Sui tackles [state bloat] via efficient sharding of the store, focusing on horizontally scaling the resources. Aptos on the other hand puts more emphasis on supporting heterogeneous validators (contrained CPU and/or constrained storage). I like Sui's take on this.

They are both at a similar stage of development, with Aptos a bit ahead. It took me longer to set up the system than actually coding (I also happen to use NixOS). Learning the language and the environment involves some trial-and-error. Deploying to devnet is somewhat cumbersome in both as well. Fortunately, the unit test libraries are quite usable. The worst part has definitely been the obscure compiler errors, and devnet error responses that make no sense. These can be real time sinks."

Pros and Cons

Pros

  • Highly scalable according to early tests (5-2023)

Cons

  • Turned out to have its own 'locked' team tokens not actually locked in smart contracts but in traditional contracts. One of their contracters decided to move tokens and this got noted. Sui Foundation "terminated its relationship with the MovEx team. No future tranches of SUI tokens will be distributed to MovEx nor will MovEx remain one of the main contributors of the DeepBook smart contract." Giving DeepBook a setback and the Sui reputation a blow (27-7-2023).
  • Only 6% of the supply went to the public. The rest is in the hands of the team and investors in is being held by the foundation. 600% inflation in the first 3 years.
  • Mysten Labs had investment from bankrupt Alameda Research/FTX. This could mean fall-out risk since this equity will likely be sold due to bankruptcy. Mysten Labs turned out to have sold ~100M in equity to FTX Ventures (8-12-2022). There was also a $1,01M Sui Token Warrant towards FTX Ventures.

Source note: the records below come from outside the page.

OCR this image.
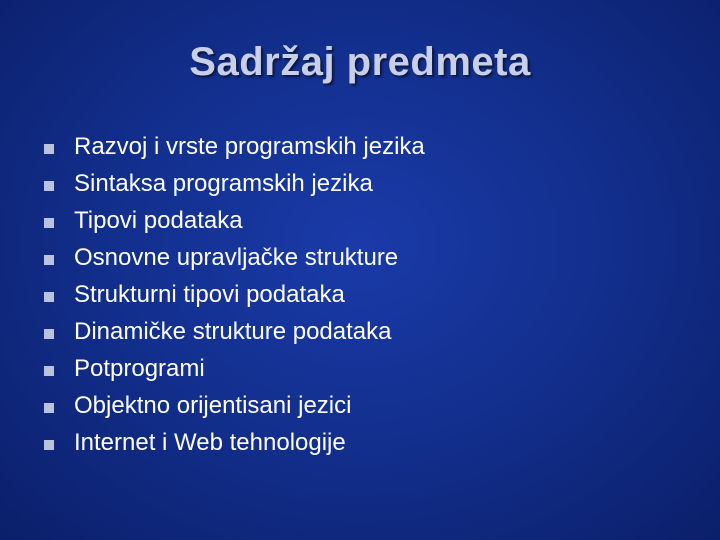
Sadržaj predmeta
Razvoj i vrste programskih jezika
Sintaksa programskih jezika
Tipovi podataka
Osnovne upravljačke strukture
Strukturni tipovi podataka
Dinamičke strukture podataka
Potprogrami
Objektno orijentisani jezici
Internet i Web tehnologije
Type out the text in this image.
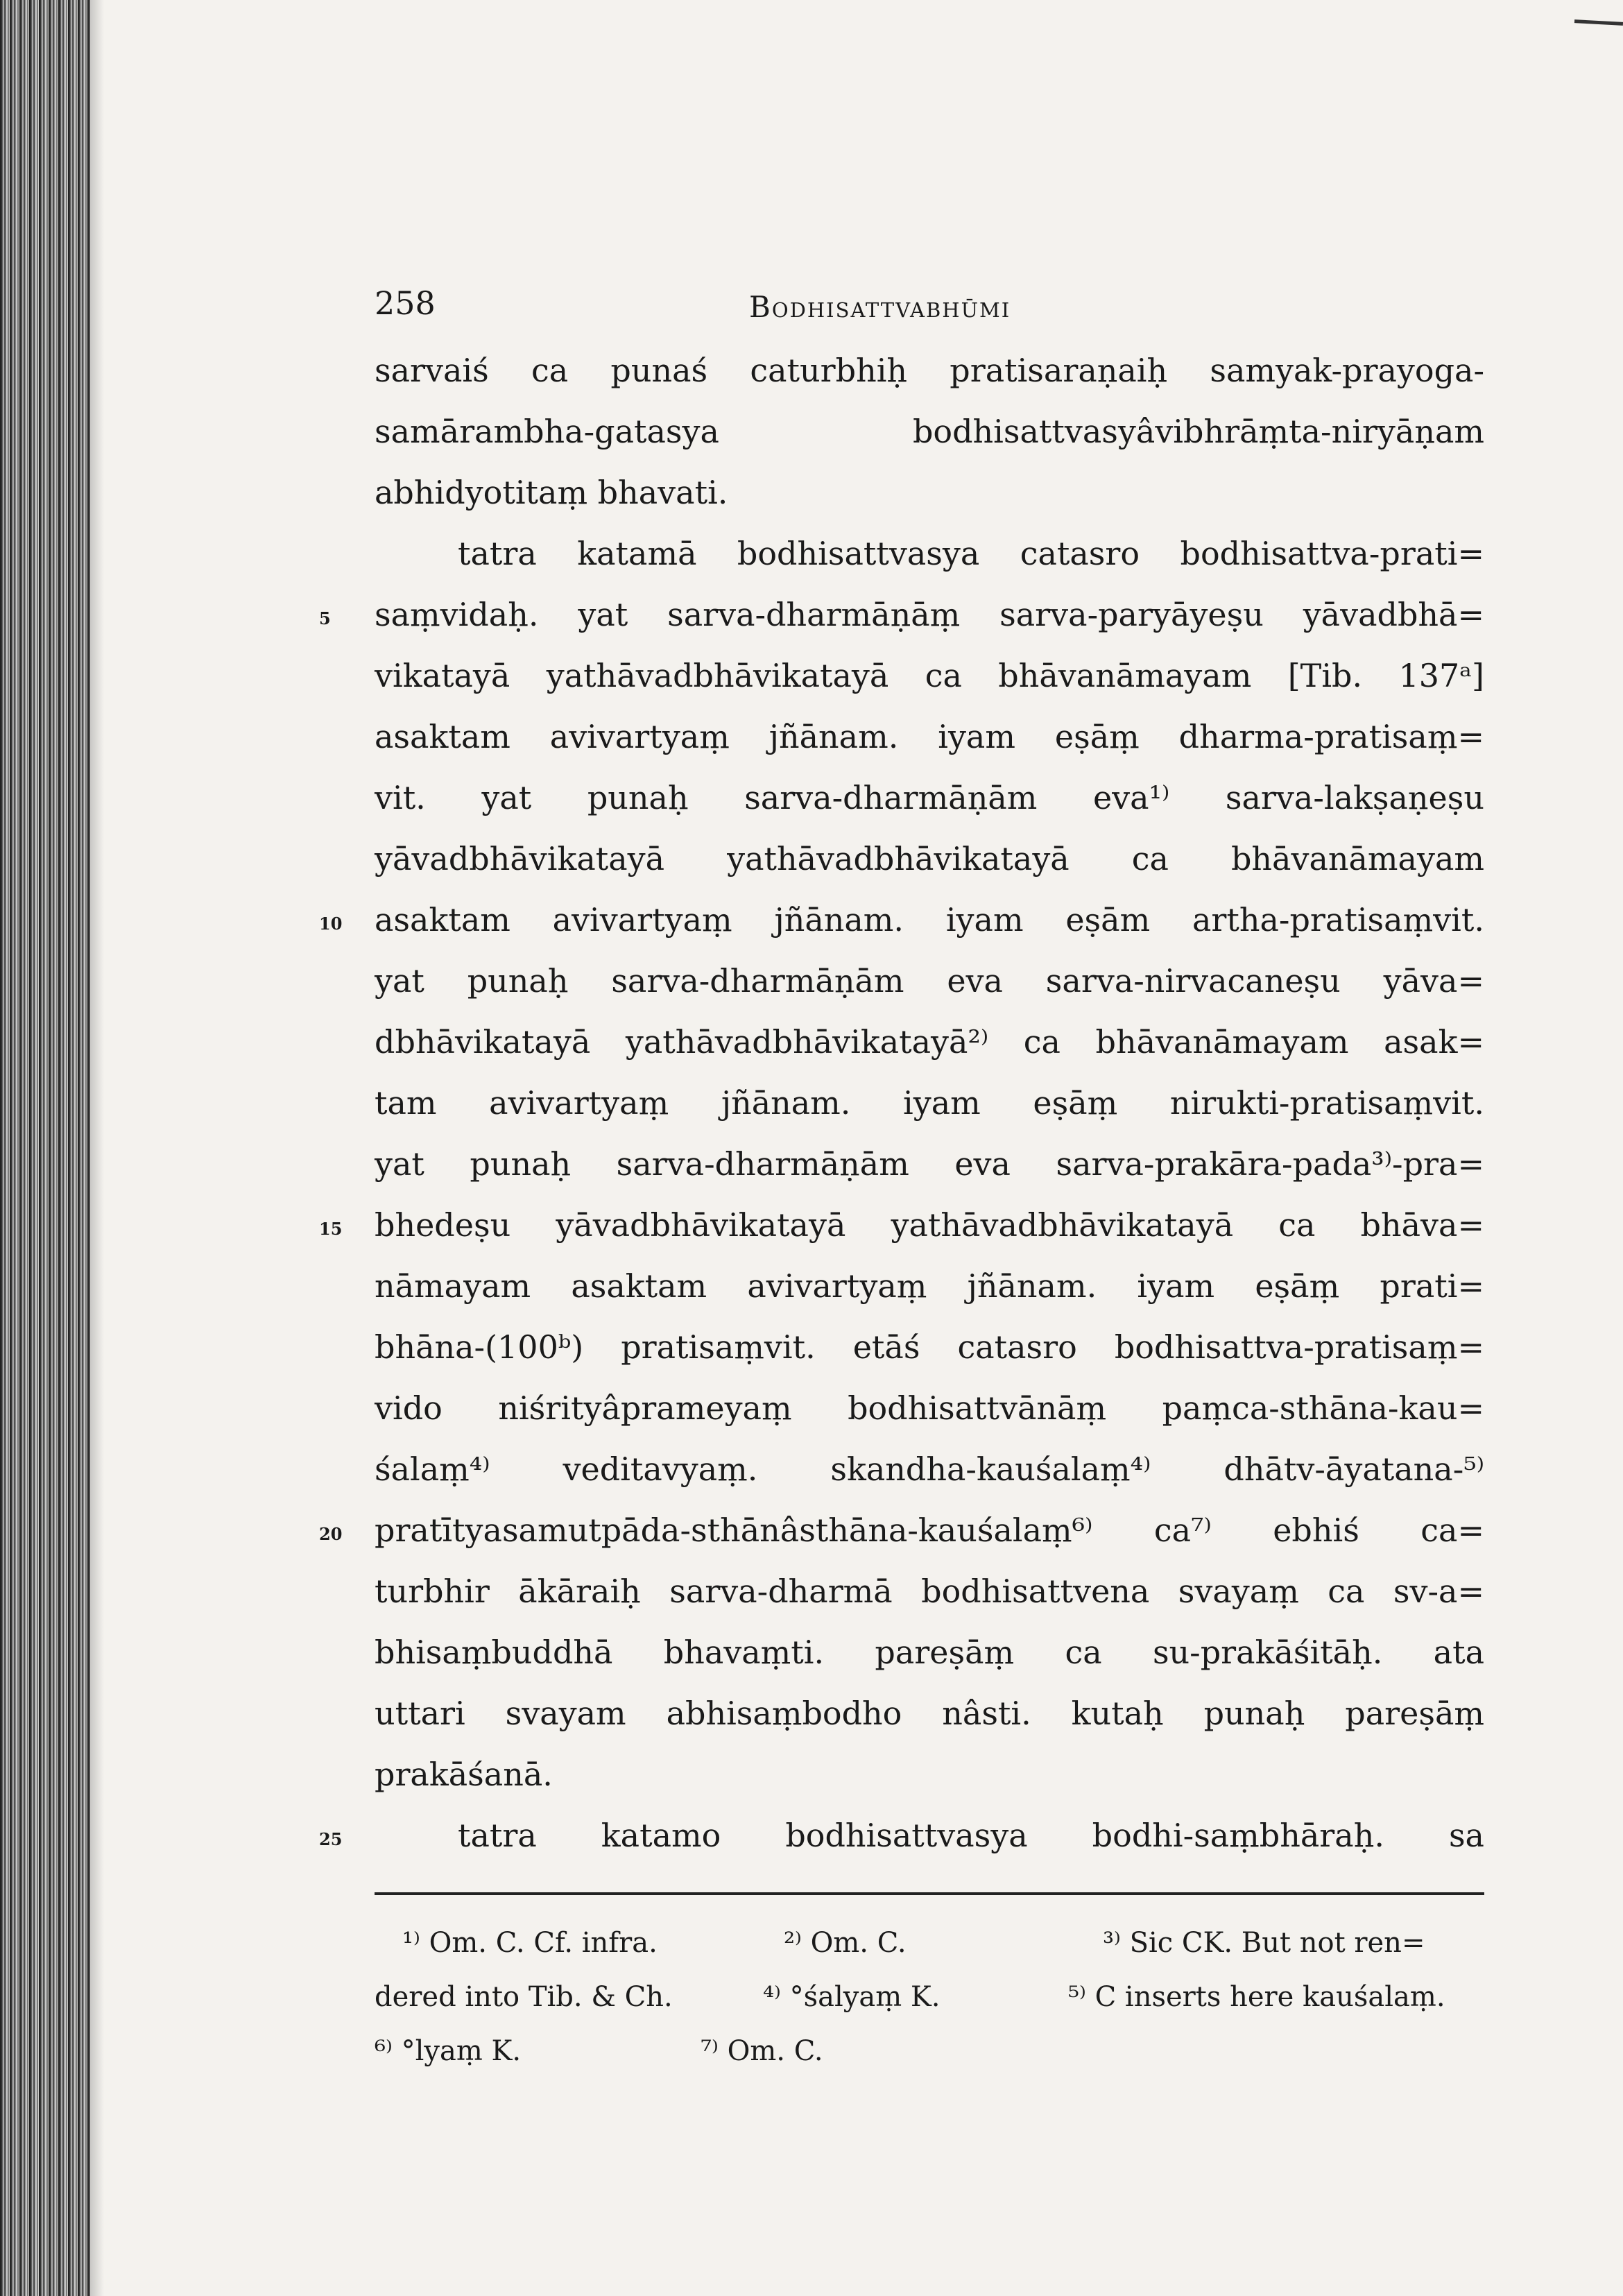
258	Bodhisattvabhūmi
sarvaiś ca punaś caturbhiḥ pratisaraṇaiḥ samyak-prayoga-
samārambha-gatasya bodhisattvasyâvibhrāṃta-niryāṇam
abhidyotitaṃ bhavati.
tatra katamā bodhisattvasya catasro bodhisattva-prati=
5 saṃvidaḥ. yat sarva-dharmāṇāṃ sarva-paryāyeṣu yāvadbhā=
vikatayā yathāvadbhāvikatayā ca bhāvanāmayam [Tib. 137ᵃ]
asaktam avivartyaṃ jñānam. iyam eṣāṃ dharma-pratisaṃ=
vit. yat punaḥ sarva-dharmāṇām eva¹⁾ sarva-lakṣaṇeṣu
yāvadbhāvikatayā yathāvadbhāvikatayā ca bhāvanāmayam
10 asaktam avivartyaṃ jñānam. iyam eṣām artha-pratisaṃvit.
yat punaḥ sarva-dharmāṇām eva sarva-nirvacaneṣu yāva=
dbhāvikatayā yathāvadbhāvikatayā²⁾ ca bhāvanāmayam asak=
tam avivartyaṃ jñānam. iyam eṣāṃ nirukti-pratisaṃvit.
yat punaḥ sarva-dharmāṇām eva sarva-prakāra-pada³⁾-pra=
15 bhedeṣu yāvadbhāvikatayā yathāvadbhāvikatayā ca bhāva=
nāmayam asaktam avivartyaṃ jñānam. iyam eṣāṃ prati=
bhāna-(100ᵇ) pratisaṃvit. etāś catasro bodhisattva-pratisaṃ=
vido niśrityâprameyaṃ bodhisattvānāṃ paṃca-sthāna-kau=
śalaṃ⁴⁾ veditavyaṃ. skandha-kauśalaṃ⁴⁾ dhātv-āyatana-⁵⁾
20 pratītyasamutpāda-sthānâsthāna-kauśalaṃ⁶⁾ ca⁷⁾ ebhiś ca=
turbhir ākāraiḥ sarva-dharmā bodhisattvena svayaṃ ca sv-a=
bhisaṃbuddhā bhavaṃti. pareṣāṃ ca su-prakāśitāḥ. ata
uttari svayam abhisaṃbodho nâsti. kutaḥ punaḥ pareṣāṃ
prakāśanā.
25	tatra katamo bodhisattvasya bodhi-saṃbhāraḥ. sa
¹⁾ Om. C. Cf. infra.	²⁾ Om. C.	³⁾ Sic CK. But not ren=
dered into Tib. & Ch.	⁴⁾ °śalyaṃ K.	⁵⁾ C inserts here kauśalaṃ.
⁶⁾ °lyaṃ K.	⁷⁾ Om. C.
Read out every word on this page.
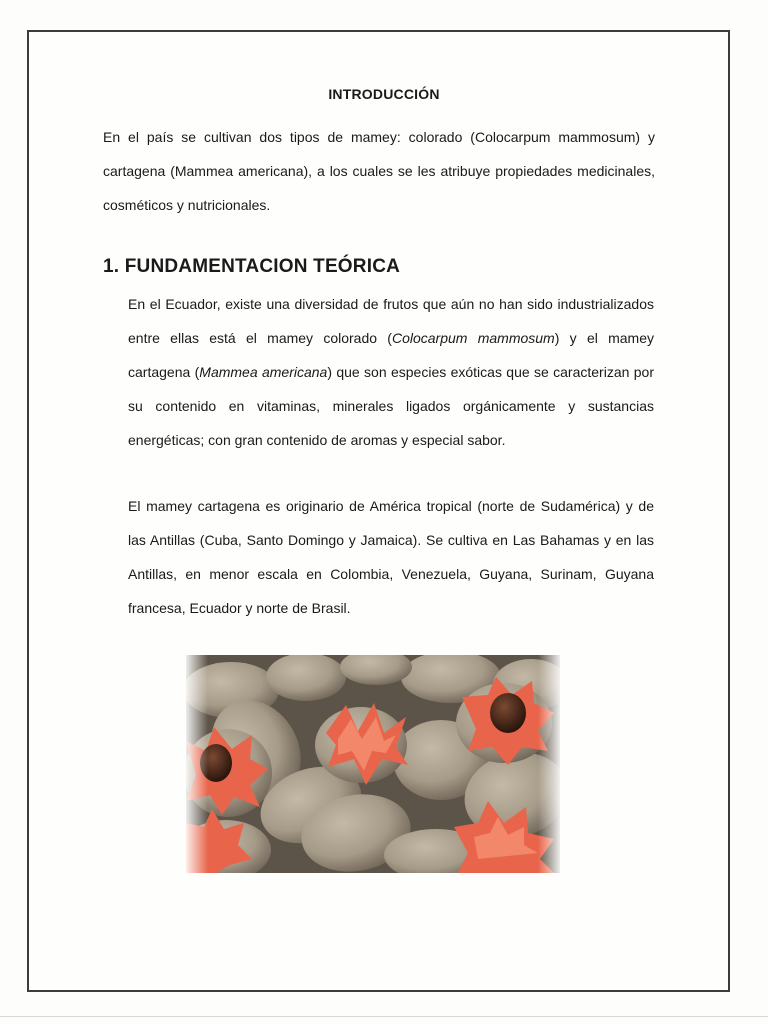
INTRODUCCIÓN

En el país se cultivan dos tipos de mamey: colorado (Colocarpum mammosum) y cartagena (Mammea americana), a los cuales se les atribuye propiedades medicinales, cosméticos y nutricionales.

1. FUNDAMENTACION TEÓRICA

En el Ecuador, existe una diversidad de frutos que aún no han sido industrializados entre ellas está el mamey colorado (Colocarpum mammosum) y el mamey cartagena (Mammea americana) que son especies exóticas que se caracterizan por su contenido en vitaminas, minerales ligados orgánicamente y sustancias energéticas; con gran contenido de aromas y especial sabor.

El mamey cartagena es originario de América tropical (norte de Sudamérica) y de las Antillas (Cuba, Santo Domingo y Jamaica). Se cultiva en Las Bahamas y en las Antillas, en menor escala en Colombia, Venezuela, Guyana, Surinam, Guyana francesa, Ecuador y norte de Brasil.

Team, Funding and Partners

Team

  • Full team can be found [here].
  • Mysten Labs (1-8-2022). From this twitter thread by Figment (11-7-2022): "The business was founded by @EvanWeb3, @EmanAbio, @b1ackd0g, @GDanezis, @kostascrypto – all of whom were formerly building Novi or Diem at Meta."
  • The Sui Foundation, an unaffiliated foundation, was also established to build the Sui community and fund/support creating products on Sui.
  • Evan Cheng; CEO
  • Sam Blackshear, Mysten’s co-founder and CTO
  • Chief product officer Adeniyi Abiodun and chief scientist George Danezis.
  • George Danezis, and Kostas Chalkias

Funding

  • Mysten Labs turned out to have sold ~100M in equity to FTX Ventures (8-12-2022). There was also a $1,01M Sui Token Warrant towards FTX Ventures. "It looks like a third of Sui’s$300 million in Q3 funding may have been received within the 90-day clawback date [of FTX's bankrupty]." (12-2022)
  • From The Defiant (9-9-2022):

"It has raised $300 million in a Series B funding round that values the company in excess of $2B. The round was led by FTX Ventures with participation from Binance Labs, Coinbase Ventures, a16z crypto, Jump Crypto, Circle Ventures, and other VCs."

All except Binance also invested in competitor Aptos. Making both real VC darlings.

Last December 2021, Mysten Labs raised $36 million Series A funding, led by a16z.